Aristotle METAPHYSICA Book 9 Part 6


1. Since we have treated of the kind of potency which is related to movement, let us discuss actuality - what, and what kind of thing, actuality is. For in the course of our analysis it will also become clear, with regard to the potential, that we not only ascribe potency to that whose nature it is to move something else, or to be moved by something else, either without qualification or in some particular way, but also use the word in another sense, which is the reason of the inquiry in the course of which we have discussed these previous senses also. Actuality, then, is the existence of a thing not in the way which we express by 'potentially'; we say that potentially, for instance, a statue of Hermes is in the block of wood and the half-line is in the whole, because it might be separated out, and we call even the man who is not studying a man of science, if he is capable of studying; the thing that stands in contrast to each of these exists actually. Our meaning can be seen in the particular cases by induction, and we must not seek a definition of everything but be content to grasp the analogy, that it is as that which is building is to that which is capable of building, and the waking to the sleeping, and that which is seeing to that which has its eyes shut but has sight, and that which has been shaped out of the matter to the matter, and that which has been wrought up to the unwrought. Let actuality be defined by one member of this antithesis, and the potential by the other. But all things are not said in the same sense to exist actually, but only by analogy - as A is in B or to B, C is in D or to D; for some are as movement to potency, and the others as substance to some sort of matter.

2. But also the infinite and the void and all similar things are said to exist potentially and actually in a different sense from that which applies to many other things, e.g. to that which sees or walks or is seen. For of the latter class these predicates can at some time be also truly asserted without qualification; for the seen is so called sometimes because it is being seen, sometimes because it is capable of being seen. But the infinite does not exist potentially in the sense that it will ever actually have separate existence; it exists potentially only for knowledge. For the fact that the process of dividing never comes to an end ensures that this activity exists potentially, but not that the infinite exists separately.
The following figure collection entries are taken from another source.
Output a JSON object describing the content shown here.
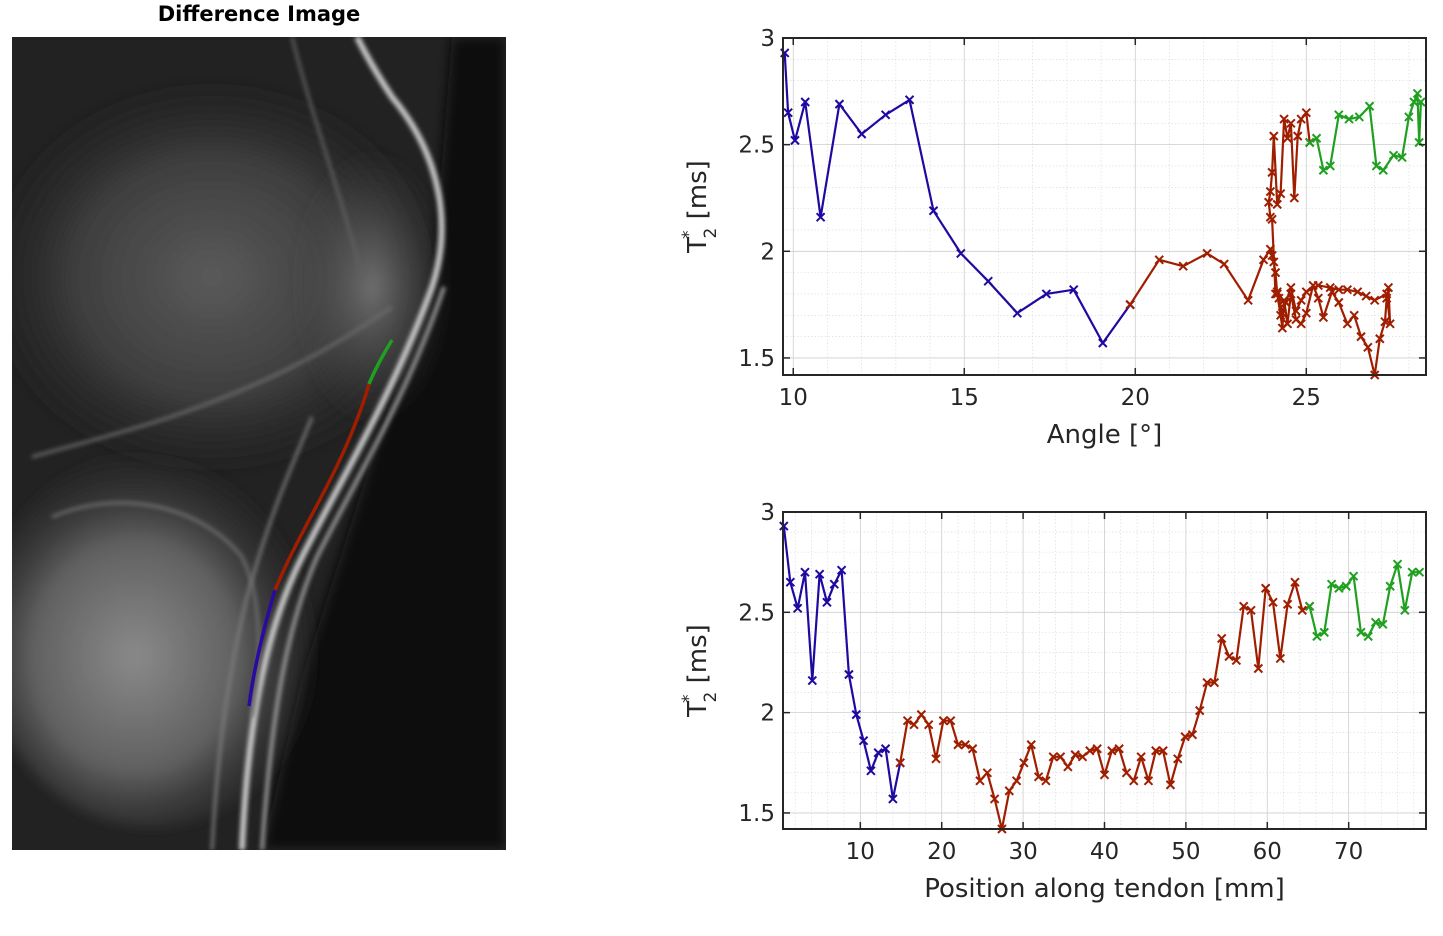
{
  "image_panel": {
    "title": "Difference Image",
    "overlay_colors": {
      "blue": "#2a0aa0",
      "red": "#a01e00",
      "green": "#20a020"
    }
  },
  "chart_data": [
    {
      "type": "line",
      "xlabel": "Angle [°]",
      "ylabel": "T*2 [ms]",
      "xlim": [
        9.7,
        28.5
      ],
      "ylim": [
        1.42,
        3.0
      ],
      "xticks": [
        10,
        15,
        20,
        25
      ],
      "yticks": [
        1.5,
        2,
        2.5,
        3
      ],
      "ytick_labels": [
        "1.5",
        "2",
        "2.5",
        "3"
      ],
      "grid": true,
      "marker": "x",
      "series": [
        {
          "color": "#1e0aa0",
          "x": [
            9.75,
            9.85,
            10.05,
            10.35,
            10.8,
            11.35,
            12.0,
            12.7,
            13.4,
            14.1,
            14.9,
            15.7,
            16.55,
            17.4,
            18.2,
            19.05,
            19.85
          ],
          "y": [
            2.93,
            2.65,
            2.52,
            2.7,
            2.16,
            2.69,
            2.55,
            2.64,
            2.71,
            2.19,
            1.99,
            1.86,
            1.71,
            1.8,
            1.82,
            1.57,
            1.75
          ]
        },
        {
          "color": "#a01e00",
          "x": [
            19.85,
            20.7,
            21.4,
            22.1,
            22.6,
            23.3,
            23.75,
            23.95,
            24.0,
            24.05,
            24.1,
            24.15,
            24.25,
            24.3,
            24.35,
            24.45,
            24.55,
            24.7,
            24.85,
            25.0,
            25.2,
            25.35,
            25.5,
            25.75,
            25.95,
            26.2,
            26.4,
            26.6,
            26.8,
            27.0,
            27.15,
            27.3,
            27.35,
            27.4,
            27.45,
            27.35,
            27.0,
            26.75,
            26.5,
            26.2,
            25.95,
            25.7,
            25.35,
            25.0,
            24.85,
            24.7,
            24.55,
            24.4,
            24.3,
            24.2,
            24.15,
            24.1,
            24.0,
            23.95,
            23.9,
            23.95,
            24.0,
            24.05,
            24.15,
            24.25,
            24.35,
            24.45,
            24.55,
            24.65,
            24.75,
            24.85,
            25.0,
            25.1
          ],
          "y": [
            1.75,
            1.96,
            1.93,
            1.99,
            1.94,
            1.77,
            1.96,
            2.01,
            1.98,
            1.95,
            1.9,
            1.8,
            1.7,
            1.64,
            1.77,
            1.66,
            1.8,
            1.68,
            1.66,
            1.71,
            1.84,
            1.78,
            1.69,
            1.81,
            1.76,
            1.66,
            1.7,
            1.6,
            1.55,
            1.42,
            1.59,
            1.67,
            1.78,
            1.83,
            1.66,
            1.8,
            1.77,
            1.79,
            1.81,
            1.82,
            1.82,
            1.83,
            1.84,
            1.81,
            1.77,
            1.72,
            1.83,
            1.76,
            1.71,
            1.78,
            1.81,
            1.8,
            2.15,
            2.16,
            2.23,
            2.28,
            2.37,
            2.54,
            2.22,
            2.27,
            2.62,
            2.53,
            2.6,
            2.25,
            2.54,
            2.62,
            2.65,
            2.51
          ]
        },
        {
          "color": "#20a020",
          "x": [
            25.1,
            25.3,
            25.5,
            25.7,
            25.95,
            26.25,
            26.55,
            26.85,
            27.05,
            27.25,
            27.55,
            27.8,
            28.0,
            28.15,
            28.25,
            28.3,
            28.35
          ],
          "y": [
            2.51,
            2.53,
            2.38,
            2.4,
            2.64,
            2.62,
            2.63,
            2.68,
            2.4,
            2.38,
            2.45,
            2.44,
            2.63,
            2.7,
            2.74,
            2.51,
            2.7
          ]
        }
      ]
    },
    {
      "type": "line",
      "xlabel": "Position along tendon [mm]",
      "ylabel": "T*2 [ms]",
      "xlim": [
        0.5,
        79.5
      ],
      "ylim": [
        1.42,
        3.0
      ],
      "xticks": [
        10,
        20,
        30,
        40,
        50,
        60,
        70
      ],
      "yticks": [
        1.5,
        2,
        2.5,
        3
      ],
      "ytick_labels": [
        "1.5",
        "2",
        "2.5",
        "3"
      ],
      "grid": true,
      "marker": "x",
      "series": [
        {
          "color": "#1e0aa0",
          "x": [
            0.6,
            1.4,
            2.3,
            3.2,
            4.1,
            5.0,
            5.9,
            6.8,
            7.7,
            8.6,
            9.5,
            10.4,
            11.3,
            12.2,
            13.1,
            14.0,
            14.9
          ],
          "y": [
            2.93,
            2.65,
            2.52,
            2.7,
            2.16,
            2.69,
            2.55,
            2.64,
            2.71,
            2.19,
            1.99,
            1.86,
            1.71,
            1.8,
            1.82,
            1.57,
            1.75
          ]
        },
        {
          "color": "#a01e00",
          "x": [
            14.9,
            15.8,
            16.6,
            17.5,
            18.4,
            19.3,
            20.2,
            21.1,
            22.0,
            22.9,
            23.8,
            24.7,
            25.6,
            26.5,
            27.4,
            28.3,
            29.2,
            30.1,
            31.0,
            31.9,
            32.8,
            33.7,
            34.6,
            35.5,
            36.4,
            37.3,
            38.2,
            39.1,
            40.0,
            40.9,
            41.8,
            42.7,
            43.6,
            44.5,
            45.4,
            46.3,
            47.2,
            48.1,
            49.0,
            49.9,
            50.8,
            51.7,
            52.6,
            53.5,
            54.4,
            55.3,
            56.2,
            57.1,
            58.0,
            58.9,
            59.8,
            60.7,
            61.6,
            62.5,
            63.4,
            64.3,
            65.2
          ],
          "y": [
            1.75,
            1.96,
            1.94,
            1.99,
            1.94,
            1.77,
            1.96,
            1.96,
            1.84,
            1.84,
            1.82,
            1.66,
            1.7,
            1.57,
            1.42,
            1.61,
            1.66,
            1.75,
            1.84,
            1.68,
            1.66,
            1.78,
            1.78,
            1.73,
            1.79,
            1.78,
            1.81,
            1.82,
            1.69,
            1.81,
            1.82,
            1.7,
            1.66,
            1.78,
            1.66,
            1.81,
            1.81,
            1.64,
            1.77,
            1.88,
            1.89,
            2.01,
            2.15,
            2.15,
            2.37,
            2.28,
            2.26,
            2.53,
            2.51,
            2.22,
            2.62,
            2.55,
            2.27,
            2.54,
            2.65,
            2.51,
            2.53
          ]
        },
        {
          "color": "#20a020",
          "x": [
            65.2,
            66.1,
            67.0,
            67.9,
            68.8,
            69.7,
            70.6,
            71.5,
            72.4,
            73.3,
            74.2,
            75.1,
            76.0,
            76.9,
            77.8,
            78.7
          ],
          "y": [
            2.53,
            2.38,
            2.4,
            2.64,
            2.62,
            2.63,
            2.68,
            2.4,
            2.38,
            2.45,
            2.44,
            2.63,
            2.74,
            2.51,
            2.7,
            2.7
          ]
        }
      ]
    }
  ]
}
3. Since of the actions which have a limit none is an end but all are relative to the end, e.g. the removing of fat, or fat-removal, and the bodily parts themselves when one is making them thin are in movement in this way (i.e. without being already that at which the movement aims), this is not an action or at least not a complete one (for it is not an end); but that movement in which the end is present is an action. E.g. at the same time we are seeing and have seen, are understanding and have understood, are thinking and have thought (while it is not true that at the same time we are learning and have learnt, or are being cured and have been cured). At the same time we are living well and have lived well, and are happy and have been happy. If not, the process would have had sometime to cease, as the process of making thin ceases: but, as things are, it does not cease; we are living and have lived. Of these processes, then, we must call the one set movements, and the other actualities. For every movement is incomplete - making thin, learning, walking, building; these are movements, and incomplete at that. For it is not true that at the same time a thing is walking and has walked, or is building and has built, or is coming to be and has come to be, or is being moved and has been moved, but what is being moved is different from what has been moved, and what is moving from what has moved. But it is the same thing that at the same time has seen and is seeing, seeing, or is thinking and has thought. The latter sort of process, then, I call an actuality, and the former a movement.